Some of those stories get turned into movies, and it’s actually sort of incredible Lewis’s two books that have been turned into movies have combined for eight Academy Award nominations, including both for Best Picture. "Moneyball" (the movie) was a huge critical success and a modest financial success; "The Blind Side" was a huge financial success and a modest critical success (honestly, the Best Picture nomination was difficult to justify, even objectively speaking). As William Goldman cannily observed about the movies, “Nobody knows anything.” But this fall, Paramount’s releasing a star-studded adaptation of Lewis’s book, "The Big Short." And I wouldn’t bet against another hit.

I’ll just say "The Blind Side" was a highly effective movie, while I actually enjoyed "Moneyball" a great deal, warts and all (as I’ve written here, and also here). From a practical standpoint, "Moneyball: The Movie" served to upset certain groups of people all over again, although I suspect that most of the upsettables didn’t actually see it. And to be honest, I can’t really blame real, dyed-in-the-wool baseball people for being offended by the portrayal of Art Howe. Hell, I was sort of offended and I’m really difficult to offend.
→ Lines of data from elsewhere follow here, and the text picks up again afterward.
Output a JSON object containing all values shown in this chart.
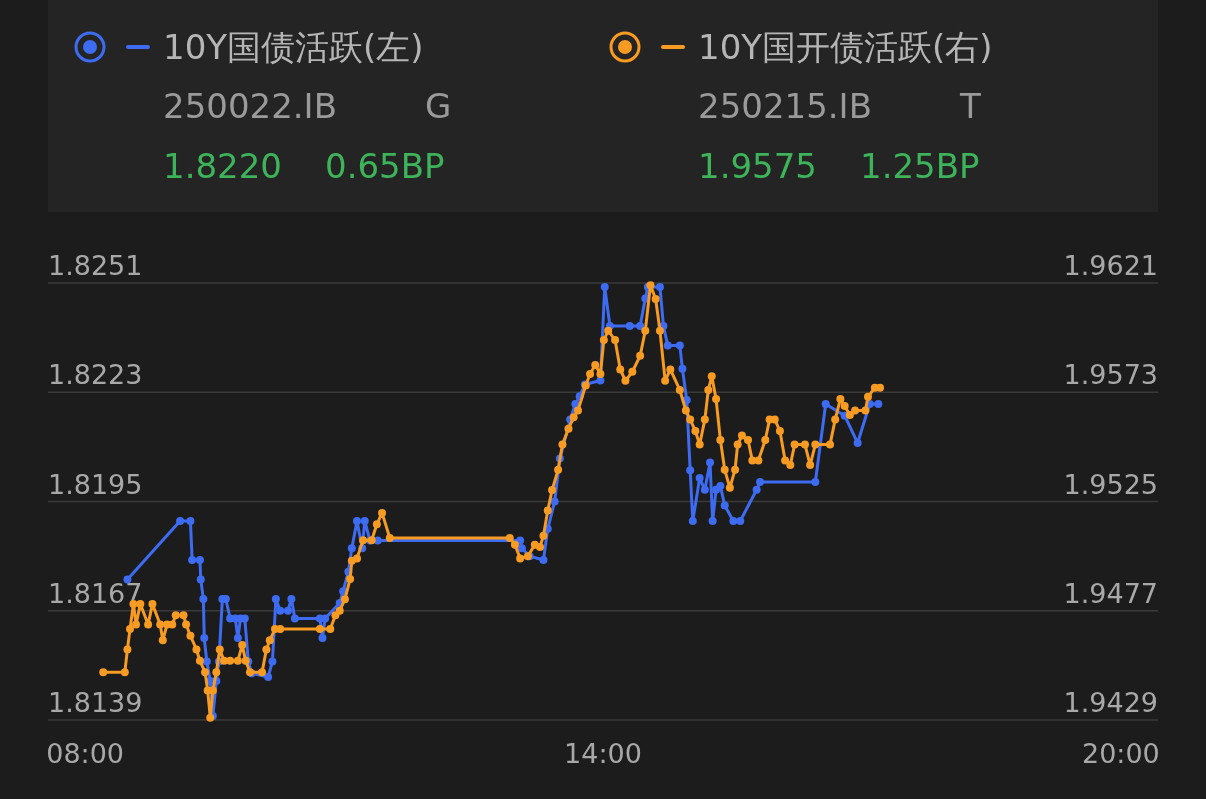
{
  "chart_data": {
    "type": "line",
    "xlim": [
      7.57,
      20.43
    ],
    "xticks": [
      {
        "value": 8,
        "label": "08:00"
      },
      {
        "value": 14,
        "label": "14:00"
      },
      {
        "value": 20,
        "label": "20:00"
      }
    ],
    "ylim": [
      1.8139,
      1.8251
    ],
    "yticks": [
      1.8139,
      1.8167,
      1.8195,
      1.8223,
      1.8251
    ],
    "y2lim": [
      1.9429,
      1.9621
    ],
    "y2ticks": [
      1.9429,
      1.9477,
      1.9525,
      1.9573,
      1.9621
    ],
    "grid": "y",
    "legend": "top",
    "marker": "circle",
    "line_style": "solid",
    "annotations": [
      "250022.IB",
      "G",
      "1.8220",
      "0.65BP",
      "250215.IB",
      "T",
      "1.9575",
      "1.25BP"
    ],
    "series": [
      {
        "name": "10Y国债活跃(左)",
        "color": "#3d6cf2",
        "axis": "y",
        "x": [
          8.49,
          9.1,
          9.22,
          9.24,
          9.33,
          9.34,
          9.37,
          9.38,
          9.41,
          9.45,
          9.48,
          9.52,
          9.55,
          9.59,
          9.63,
          9.68,
          9.74,
          9.77,
          9.8,
          9.85,
          9.89,
          9.93,
          10.12,
          10.17,
          10.21,
          10.26,
          10.35,
          10.39,
          10.43,
          10.72,
          10.75,
          10.78,
          10.95,
          10.99,
          11.05,
          11.09,
          11.15,
          11.21,
          11.24,
          11.3,
          11.39,
          13.04,
          13.06,
          13.15,
          13.31,
          13.36,
          13.44,
          13.5,
          13.62,
          13.68,
          13.73,
          13.79,
          13.97,
          14.02,
          14.08,
          14.31,
          14.43,
          14.49,
          14.52,
          14.66,
          14.7,
          14.75,
          14.89,
          14.92,
          14.97,
          15.01,
          15.04,
          15.12,
          15.18,
          15.24,
          15.27,
          15.31,
          15.36,
          15.41,
          15.51,
          15.59,
          15.78,
          15.82,
          16.46,
          16.58,
          16.8,
          16.95,
          17.09,
          17.19
        ],
        "values": [
          1.8175,
          1.819,
          1.819,
          1.818,
          1.818,
          1.8175,
          1.817,
          1.816,
          1.8154,
          1.8149,
          1.814,
          1.8149,
          1.8154,
          1.817,
          1.817,
          1.8165,
          1.8165,
          1.816,
          1.8165,
          1.8165,
          1.8154,
          1.8151,
          1.815,
          1.8154,
          1.817,
          1.8167,
          1.8167,
          1.817,
          1.8165,
          1.8165,
          1.816,
          1.8165,
          1.8169,
          1.8172,
          1.8177,
          1.8183,
          1.819,
          1.8183,
          1.819,
          1.8185,
          1.8185,
          1.8185,
          1.8183,
          1.8181,
          1.818,
          1.8188,
          1.8195,
          1.8206,
          1.8216,
          1.822,
          1.8222,
          1.8225,
          1.8226,
          1.825,
          1.824,
          1.824,
          1.824,
          1.8247,
          1.825,
          1.825,
          1.824,
          1.8235,
          1.8235,
          1.8229,
          1.8221,
          1.8203,
          1.819,
          1.8201,
          1.8198,
          1.8205,
          1.819,
          1.8198,
          1.8199,
          1.8194,
          1.819,
          1.819,
          1.8198,
          1.82,
          1.82,
          1.822,
          1.8217,
          1.821,
          1.822,
          1.822
        ]
      },
      {
        "name": "10Y国开债活跃(右)",
        "color": "#f79b22",
        "axis": "y2",
        "x": [
          8.21,
          8.46,
          8.49,
          8.52,
          8.56,
          8.59,
          8.64,
          8.73,
          8.78,
          8.87,
          8.9,
          8.95,
          9.01,
          9.05,
          9.14,
          9.17,
          9.22,
          9.29,
          9.33,
          9.39,
          9.42,
          9.45,
          9.48,
          9.52,
          9.56,
          9.61,
          9.68,
          9.77,
          9.82,
          9.86,
          9.91,
          10.05,
          10.1,
          10.14,
          10.2,
          10.26,
          10.72,
          10.84,
          10.9,
          10.95,
          11.01,
          11.07,
          11.09,
          11.15,
          11.22,
          11.32,
          11.38,
          11.44,
          11.53,
          12.92,
          12.98,
          13.04,
          13.13,
          13.21,
          13.27,
          13.31,
          13.36,
          13.41,
          13.48,
          13.53,
          13.6,
          13.66,
          13.71,
          13.8,
          13.85,
          13.91,
          13.97,
          14.01,
          14.06,
          14.14,
          14.2,
          14.26,
          14.34,
          14.43,
          14.49,
          14.55,
          14.61,
          14.66,
          14.72,
          14.78,
          14.89,
          14.96,
          15.01,
          15.07,
          15.12,
          15.18,
          15.22,
          15.26,
          15.31,
          15.36,
          15.41,
          15.47,
          15.53,
          15.56,
          15.61,
          15.68,
          15.73,
          15.8,
          15.88,
          15.93,
          15.99,
          16.05,
          16.11,
          16.17,
          16.22,
          16.34,
          16.4,
          16.46,
          16.63,
          16.69,
          16.75,
          16.8,
          16.86,
          16.92,
          17.04,
          17.07,
          17.15,
          17.21
        ],
        "values": [
          1.945,
          1.945,
          1.946,
          1.9469,
          1.948,
          1.9471,
          1.948,
          1.9471,
          1.948,
          1.9471,
          1.9464,
          1.9471,
          1.9471,
          1.9475,
          1.9475,
          1.9471,
          1.9466,
          1.946,
          1.9455,
          1.945,
          1.9442,
          1.943,
          1.9442,
          1.945,
          1.946,
          1.9455,
          1.9455,
          1.9455,
          1.9462,
          1.9455,
          1.945,
          1.945,
          1.946,
          1.9464,
          1.9469,
          1.9469,
          1.9469,
          1.9469,
          1.9475,
          1.9477,
          1.9482,
          1.9491,
          1.9499,
          1.95,
          1.9508,
          1.9508,
          1.9515,
          1.952,
          1.9509,
          1.9509,
          1.9506,
          1.95,
          1.9501,
          1.9506,
          1.9505,
          1.951,
          1.9521,
          1.953,
          1.9539,
          1.955,
          1.9557,
          1.9562,
          1.9565,
          1.9576,
          1.9581,
          1.9585,
          1.9581,
          1.9596,
          1.96,
          1.9596,
          1.9583,
          1.9578,
          1.9582,
          1.9589,
          1.96,
          1.962,
          1.9614,
          1.96,
          1.9578,
          1.9583,
          1.9574,
          1.9565,
          1.9561,
          1.9556,
          1.955,
          1.9561,
          1.9574,
          1.958,
          1.957,
          1.9552,
          1.9539,
          1.9531,
          1.9539,
          1.955,
          1.9554,
          1.9552,
          1.9543,
          1.9543,
          1.9552,
          1.9561,
          1.9561,
          1.9556,
          1.9543,
          1.9541,
          1.955,
          1.955,
          1.9541,
          1.955,
          1.955,
          1.9561,
          1.957,
          1.9567,
          1.9563,
          1.9565,
          1.9565,
          1.9571,
          1.9575,
          1.9575
        ]
      }
    ]
  }
}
But all those airport bookstores and all those showings on HBO guarantee that "Moneyball" – the book and the movie, anyway – aren’t going away.

And of course there’s no sign of the idea going away anytime soon, either. At least the idea as it’s popularly thought about. It’s been a dozen years now, and yet just yesterday, in the middle of the biggest baseball story of the season so far, there was this:

The Cardinals hired Luhnow in 2003 and empowered him to oversee the organization and expansion of the team’s analytics department. At the time, Moneyball, named for the book about the Oakland Athletics’ use of statistics to identify market inefficiencies when acquiring talent, was the rage, sweeping through baseball. Luhnow’s background in economics and technology provided him a nontraditional approach to baseball, but he gradually increased his sphere of influence. Starting in 2005, Luhnow oversaw the Cardinals’ scouting and amateur draft, and the team experienced an influx of prospects that would nourish this run of postseason appearances and titles.
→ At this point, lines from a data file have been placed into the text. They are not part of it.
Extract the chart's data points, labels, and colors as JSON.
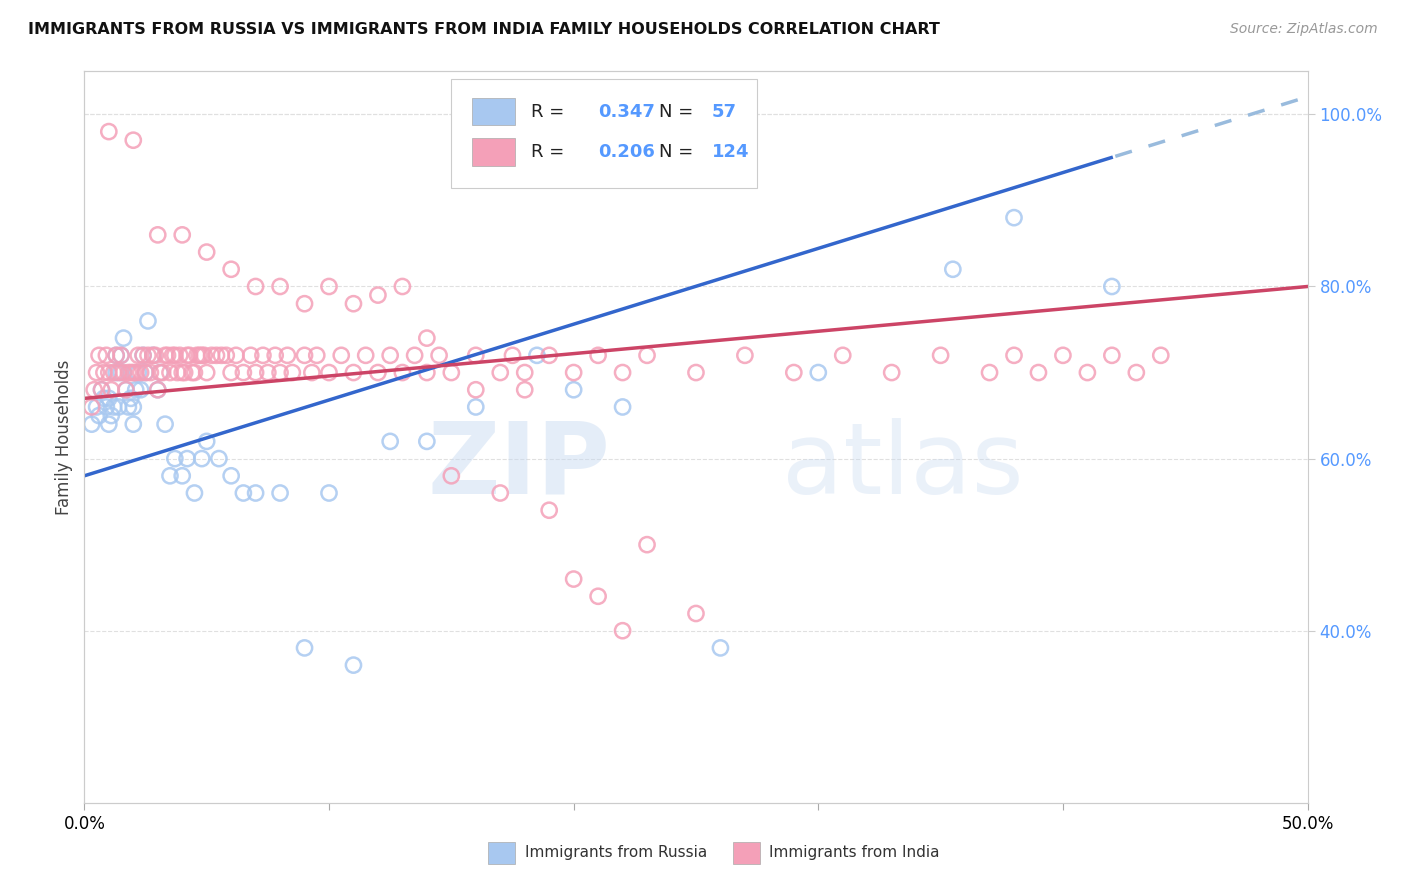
{
  "title": "IMMIGRANTS FROM RUSSIA VS IMMIGRANTS FROM INDIA FAMILY HOUSEHOLDS CORRELATION CHART",
  "source": "Source: ZipAtlas.com",
  "ylabel": "Family Households",
  "right_yticks": [
    "100.0%",
    "80.0%",
    "60.0%",
    "40.0%"
  ],
  "right_ytick_vals": [
    1.0,
    0.8,
    0.6,
    0.4
  ],
  "xlim": [
    0.0,
    0.5
  ],
  "ylim": [
    0.2,
    1.05
  ],
  "R_russia": 0.347,
  "N_russia": 57,
  "R_india": 0.206,
  "N_india": 124,
  "color_russia": "#a8c8f0",
  "color_india": "#f4a0b8",
  "trendline_russia_color": "#3366cc",
  "trendline_india_color": "#cc4466",
  "trendline_russia_dashed_color": "#99bbdd",
  "background_color": "#ffffff",
  "grid_color": "#e0e0e0",
  "russia_x": [
    0.003,
    0.005,
    0.006,
    0.007,
    0.008,
    0.009,
    0.01,
    0.01,
    0.011,
    0.012,
    0.013,
    0.013,
    0.014,
    0.015,
    0.015,
    0.016,
    0.017,
    0.018,
    0.019,
    0.02,
    0.02,
    0.021,
    0.022,
    0.023,
    0.024,
    0.025,
    0.026,
    0.028,
    0.03,
    0.031,
    0.033,
    0.035,
    0.037,
    0.04,
    0.042,
    0.045,
    0.048,
    0.05,
    0.055,
    0.06,
    0.065,
    0.07,
    0.08,
    0.09,
    0.1,
    0.11,
    0.125,
    0.14,
    0.16,
    0.185,
    0.2,
    0.22,
    0.26,
    0.3,
    0.355,
    0.38,
    0.42
  ],
  "russia_y": [
    0.64,
    0.66,
    0.65,
    0.68,
    0.67,
    0.66,
    0.64,
    0.67,
    0.65,
    0.66,
    0.7,
    0.72,
    0.66,
    0.7,
    0.72,
    0.74,
    0.68,
    0.66,
    0.67,
    0.64,
    0.66,
    0.68,
    0.7,
    0.68,
    0.72,
    0.7,
    0.76,
    0.72,
    0.68,
    0.7,
    0.64,
    0.58,
    0.6,
    0.58,
    0.6,
    0.56,
    0.6,
    0.62,
    0.6,
    0.58,
    0.56,
    0.56,
    0.56,
    0.38,
    0.56,
    0.36,
    0.62,
    0.62,
    0.66,
    0.72,
    0.68,
    0.66,
    0.38,
    0.7,
    0.82,
    0.88,
    0.8
  ],
  "india_x": [
    0.003,
    0.004,
    0.005,
    0.006,
    0.007,
    0.008,
    0.009,
    0.01,
    0.011,
    0.012,
    0.013,
    0.014,
    0.015,
    0.016,
    0.017,
    0.018,
    0.019,
    0.02,
    0.021,
    0.022,
    0.023,
    0.024,
    0.025,
    0.026,
    0.027,
    0.028,
    0.029,
    0.03,
    0.031,
    0.032,
    0.033,
    0.034,
    0.035,
    0.036,
    0.037,
    0.038,
    0.039,
    0.04,
    0.041,
    0.042,
    0.043,
    0.044,
    0.045,
    0.046,
    0.047,
    0.048,
    0.049,
    0.05,
    0.052,
    0.054,
    0.056,
    0.058,
    0.06,
    0.062,
    0.065,
    0.068,
    0.07,
    0.073,
    0.075,
    0.078,
    0.08,
    0.083,
    0.085,
    0.09,
    0.093,
    0.095,
    0.1,
    0.105,
    0.11,
    0.115,
    0.12,
    0.125,
    0.13,
    0.135,
    0.14,
    0.145,
    0.15,
    0.16,
    0.17,
    0.175,
    0.18,
    0.19,
    0.2,
    0.21,
    0.22,
    0.23,
    0.25,
    0.27,
    0.29,
    0.31,
    0.33,
    0.35,
    0.37,
    0.38,
    0.39,
    0.4,
    0.41,
    0.42,
    0.43,
    0.44,
    0.01,
    0.02,
    0.03,
    0.04,
    0.05,
    0.06,
    0.07,
    0.08,
    0.09,
    0.1,
    0.11,
    0.12,
    0.13,
    0.14,
    0.15,
    0.16,
    0.17,
    0.18,
    0.19,
    0.2,
    0.21,
    0.22,
    0.23,
    0.25
  ],
  "india_y": [
    0.66,
    0.68,
    0.7,
    0.72,
    0.68,
    0.7,
    0.72,
    0.7,
    0.68,
    0.7,
    0.72,
    0.7,
    0.72,
    0.7,
    0.68,
    0.7,
    0.7,
    0.7,
    0.7,
    0.72,
    0.7,
    0.72,
    0.7,
    0.72,
    0.7,
    0.72,
    0.72,
    0.68,
    0.7,
    0.7,
    0.72,
    0.72,
    0.7,
    0.72,
    0.72,
    0.7,
    0.72,
    0.7,
    0.7,
    0.72,
    0.72,
    0.7,
    0.7,
    0.72,
    0.72,
    0.72,
    0.72,
    0.7,
    0.72,
    0.72,
    0.72,
    0.72,
    0.7,
    0.72,
    0.7,
    0.72,
    0.7,
    0.72,
    0.7,
    0.72,
    0.7,
    0.72,
    0.7,
    0.72,
    0.7,
    0.72,
    0.7,
    0.72,
    0.7,
    0.72,
    0.7,
    0.72,
    0.7,
    0.72,
    0.7,
    0.72,
    0.7,
    0.72,
    0.7,
    0.72,
    0.7,
    0.72,
    0.7,
    0.72,
    0.7,
    0.72,
    0.7,
    0.72,
    0.7,
    0.72,
    0.7,
    0.72,
    0.7,
    0.72,
    0.7,
    0.72,
    0.7,
    0.72,
    0.7,
    0.72,
    0.98,
    0.97,
    0.86,
    0.86,
    0.84,
    0.82,
    0.8,
    0.8,
    0.78,
    0.8,
    0.78,
    0.79,
    0.8,
    0.74,
    0.58,
    0.68,
    0.56,
    0.68,
    0.54,
    0.46,
    0.44,
    0.4,
    0.5,
    0.42
  ],
  "watermark_zip_color": "#c5d8f0",
  "watermark_atlas_color": "#c5d8f0"
}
Does any of this happen without "Moneyball?"

Well, yeah. Some of it does. Thanks to Bill James and Beane and so many others, the paradigm was going to change. What "Moneyball" did was make it change a lot faster. I believe that Jeff Luhnow and others like him were hired specifically because baseball’s billionaire owners and their friends read "Moneyball" – or at least read executive summaries – and said, “Hey, I need some of that stuff in my organization. Stat.”
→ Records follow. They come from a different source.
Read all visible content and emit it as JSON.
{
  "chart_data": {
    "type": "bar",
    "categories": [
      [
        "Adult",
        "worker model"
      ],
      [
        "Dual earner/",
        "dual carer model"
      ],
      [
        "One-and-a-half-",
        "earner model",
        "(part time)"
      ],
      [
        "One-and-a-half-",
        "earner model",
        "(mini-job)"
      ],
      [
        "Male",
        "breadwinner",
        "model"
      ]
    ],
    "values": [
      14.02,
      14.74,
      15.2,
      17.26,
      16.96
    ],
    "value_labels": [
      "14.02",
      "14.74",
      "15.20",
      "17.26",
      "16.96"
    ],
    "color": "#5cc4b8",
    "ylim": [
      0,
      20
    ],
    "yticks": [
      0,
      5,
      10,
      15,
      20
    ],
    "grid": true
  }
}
There weren’t many Billy Beanes available, but there were a bunch of Paul DePodestas. And now half of Major League Baseball is run by guys who didn’t play professional baseball but did graduate from Ivy League schools.

Is this a good thing? Well, that obviously depends largely upon whom you ask. But it undeniably is a thing. And it’s a thing that wouldn’t have happened nearly as soon without that book.